TECH INFUSION LIMITED - Analysis Report

Company Number: 13887674

Analysis Date: 2025-07-20 17:06 UTC

  1. Risk Rating: HIGH

    The company exhibits significant solvency and liquidity concerns, reflected by negative net current assets and shareholders' funds. The absence of employees and limited asset base further compound operational risks for an entity in the IT consultancy sector.

  2. Key Concerns:

    • Solvency and Negative Equity: Shareholders’ funds declined from £649 in 2023 to a negative £324 in 2024, indicating accumulated losses and potential insolvency risk.
    • Liquidity Issues: Net current liabilities increased to £877 at the latest year-end, suggesting the company may struggle to meet short-term obligations without additional financing.
    • Operational Sustainability: The company had no employees during the year, which may indicate limited operational capacity or reliance on the sole director, potentially raising concerns about business continuity and growth prospects.
  3. Positive Indicators:

    • Compliance and Filing: The company is current with its statutory filings, with no overdue accounts or confirmation statements, indicating good regulatory compliance.
    • Director Control and Stability: The sole director, Mr.
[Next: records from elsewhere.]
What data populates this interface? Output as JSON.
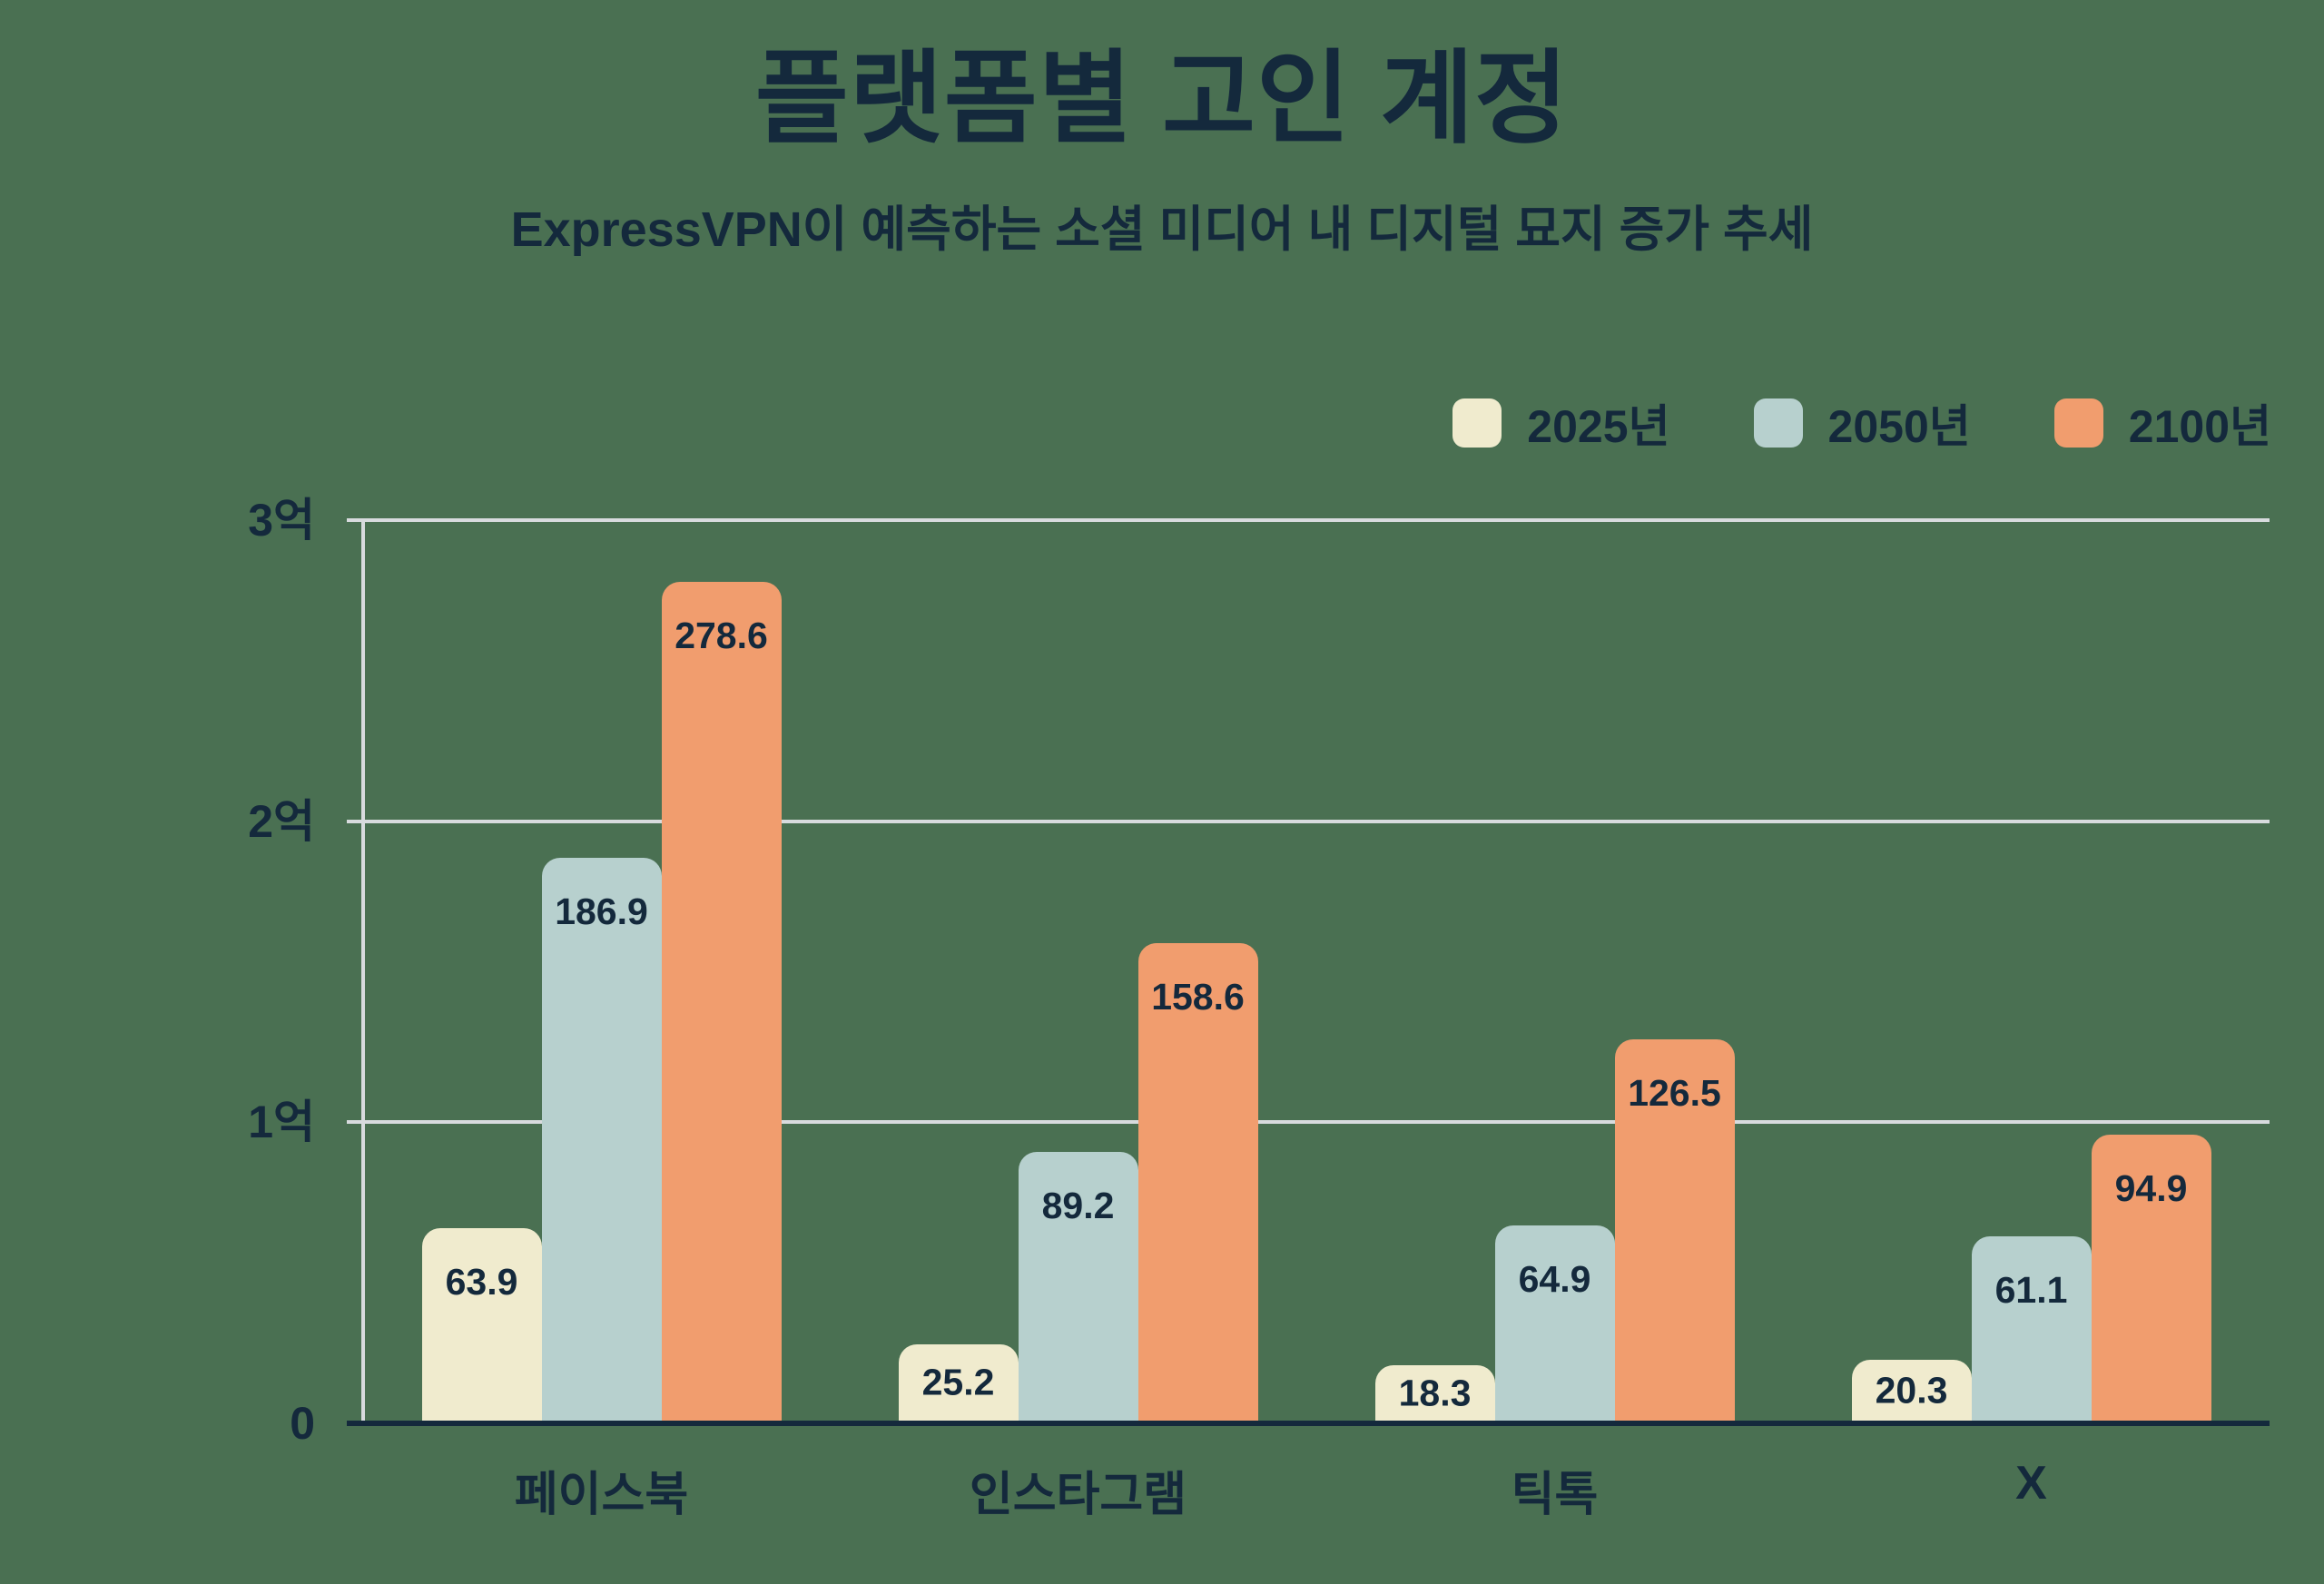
{
  "chart_data": {
    "type": "bar",
    "title": "플랫폼별 고인 계정",
    "subtitle": "ExpressVPN이 예측하는 소셜 미디어 내 디지털 묘지 증가 추세",
    "categories": [
      "페이스북",
      "인스타그램",
      "틱톡",
      "X"
    ],
    "series": [
      {
        "name": "2025년",
        "color": "#F0EBCE",
        "values": [
          63.9,
          25.2,
          18.3,
          20.3
        ]
      },
      {
        "name": "2050년",
        "color": "#B7D0CE",
        "values": [
          186.9,
          89.2,
          64.9,
          61.1
        ]
      },
      {
        "name": "2100년",
        "color": "#F19D6E",
        "values": [
          278.6,
          158.6,
          126.5,
          94.9
        ]
      }
    ],
    "y_axis": {
      "max": 300,
      "ticks": [
        {
          "value": 0,
          "label": "0"
        },
        {
          "value": 100,
          "label": "1억"
        },
        {
          "value": 200,
          "label": "2억"
        },
        {
          "value": 300,
          "label": "3억"
        }
      ]
    },
    "grid": true,
    "legend_position": "top-right",
    "value_labels": "inside-top"
  },
  "colors": {
    "background": "#4A7052",
    "text": "#14293C",
    "gridline": "#D8DBDE",
    "axis_baseline": "#14293C"
  }
}
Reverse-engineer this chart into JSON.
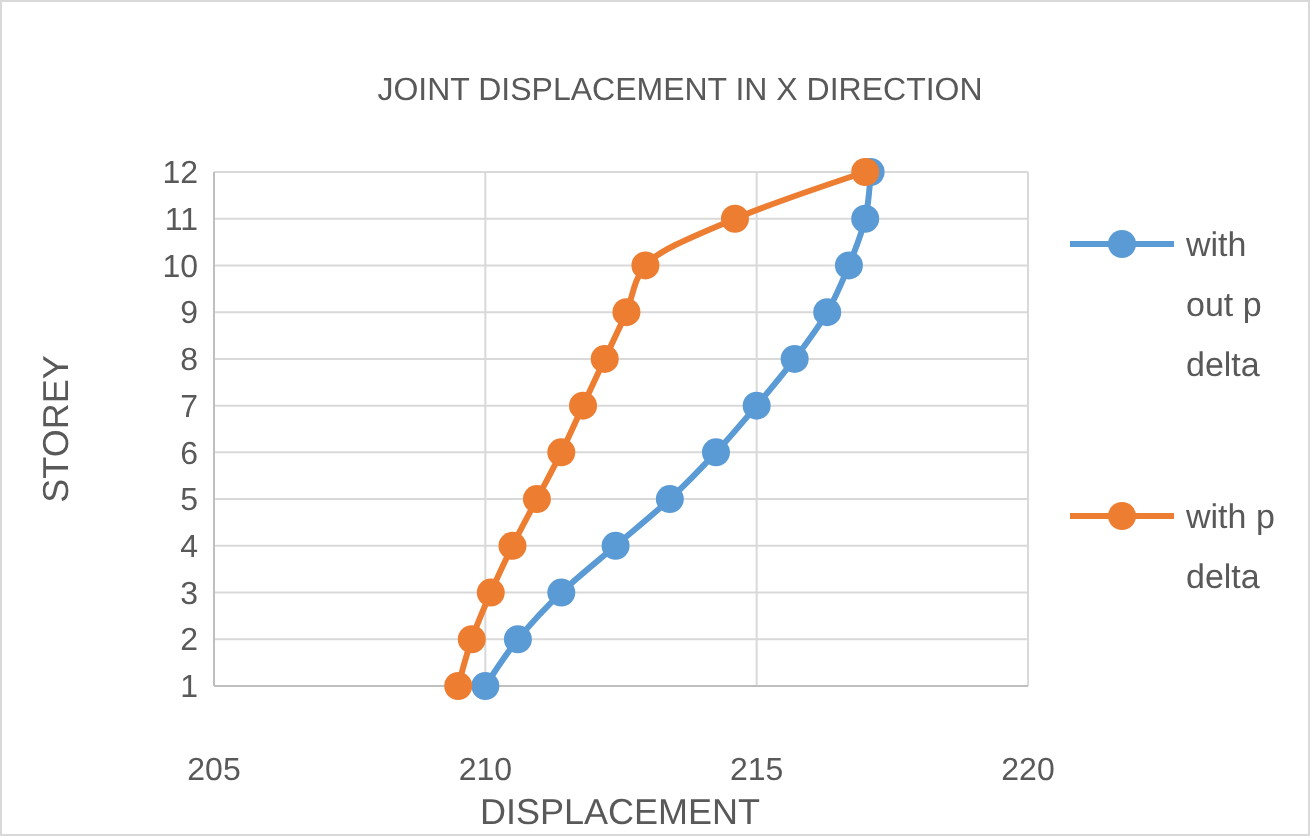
{
  "chart_data": {
    "type": "line",
    "title": "JOINT DISPLACEMENT IN X DIRECTION",
    "xlabel": "DISPLACEMENT",
    "ylabel": "STOREY",
    "series": [
      {
        "name": "with out p delta",
        "color": "#5b9bd5",
        "x": [
          210.0,
          210.6,
          211.4,
          212.4,
          213.4,
          214.25,
          215.0,
          215.7,
          216.3,
          216.7,
          217.0,
          217.1
        ],
        "values": [
          1,
          2,
          3,
          4,
          5,
          6,
          7,
          8,
          9,
          10,
          11,
          12
        ]
      },
      {
        "name": "with p delta",
        "color": "#ed7d31",
        "x": [
          209.5,
          209.75,
          210.1,
          210.5,
          210.95,
          211.4,
          211.8,
          212.2,
          212.6,
          212.95,
          214.6,
          217.0
        ],
        "values": [
          1,
          2,
          3,
          4,
          5,
          6,
          7,
          8,
          9,
          10,
          11,
          12
        ]
      }
    ],
    "xlim": [
      205,
      220
    ],
    "xticks": [
      205,
      210,
      215,
      220
    ],
    "ylim": [
      1,
      12
    ],
    "yticks": [
      1,
      2,
      3,
      4,
      5,
      6,
      7,
      8,
      9,
      10,
      11,
      12
    ],
    "grid": true,
    "legend": "right",
    "marker": "circle",
    "line_style": "solid"
  }
}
Awais Ashfaq, has maintained continuous control and is also the ultimate controlling party, suggesting stable governance at the ownership level.
    • Industry Focus: Operating in IT consultancy and computer facilities management, sectors with generally strong demand, which could provide growth opportunities if operational issues are addressed.
  4. Due Diligence Notes:

    • Investigate the reasons behind the negative retained earnings and whether losses are expected to continue or are one-off events.
    • Review cash flow statements and bank balances to assess liquidity beyond the balance sheet snapshot.
    • Understand the business model and client base given the absence of employees, including reliance on subcontractors or director’s personal time.
    • Verify any director loans or related party transactions and their terms, as there is a growing amount owed to the director.
    • Assess plans for recapitalisation or external funding to support solvency and liquidity.